A complex palace with an architecture typical of Khiva.

Tash Hauli Palace was built in the 19th century for an emir with overly grand ambitions and desires. When the emir declared he wanted his palace to be built in less than three years, the most renowned architects of the time were executed for telling him it wouldn't be possible. Yet, they were right... Tash Hauli Palace required thousands of slaves and eight years of construction.

Nowadays, Tash Hauli Palace stands as an impressive colourful building with walls, towers, and defensive gates that give the palace a fortress-like appearance. This architecture is largely inspired by the traditional houses and villas of the Khorezm region. The palace is considered a late construction, built less than two hundred years ago, but is representative of Khiva's architectural style.

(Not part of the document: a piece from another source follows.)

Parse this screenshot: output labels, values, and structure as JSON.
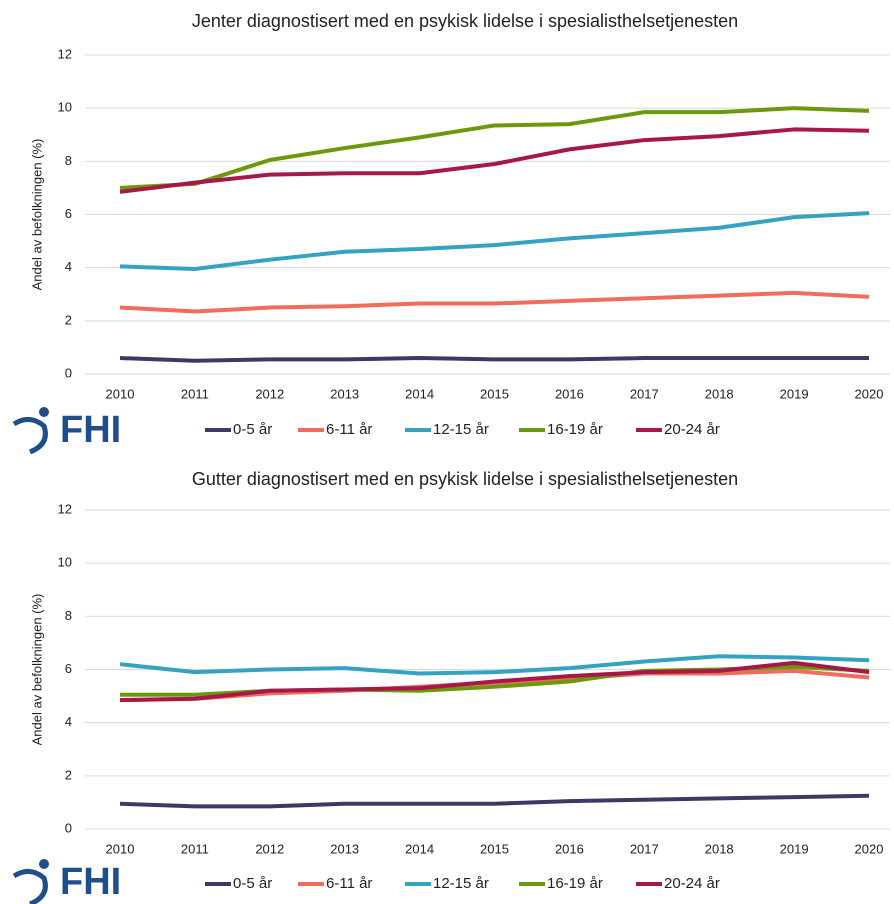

The intricate details at Tash Hauli Palace © Poliorketes / Shutterstock
The intricate details at Tash Hauli Palace © Poliorketes / Shutterstock

Coloured tiles are omnipresent and are the work of Abdullah, a renowned tile decorator who was even nicknamed 'Genius'. You'll easily see why when you stand in front of the stunning blue, white and golden tiles that create complex arabesques on the palace’s walls. The Genius Abdullah is the one who decorated all the palace’s courtyards and, thanks to the wealth of the Khan who reigned during the 19th century, Allakuli-Khan, the decorations were abundant as a way to project a sense of power.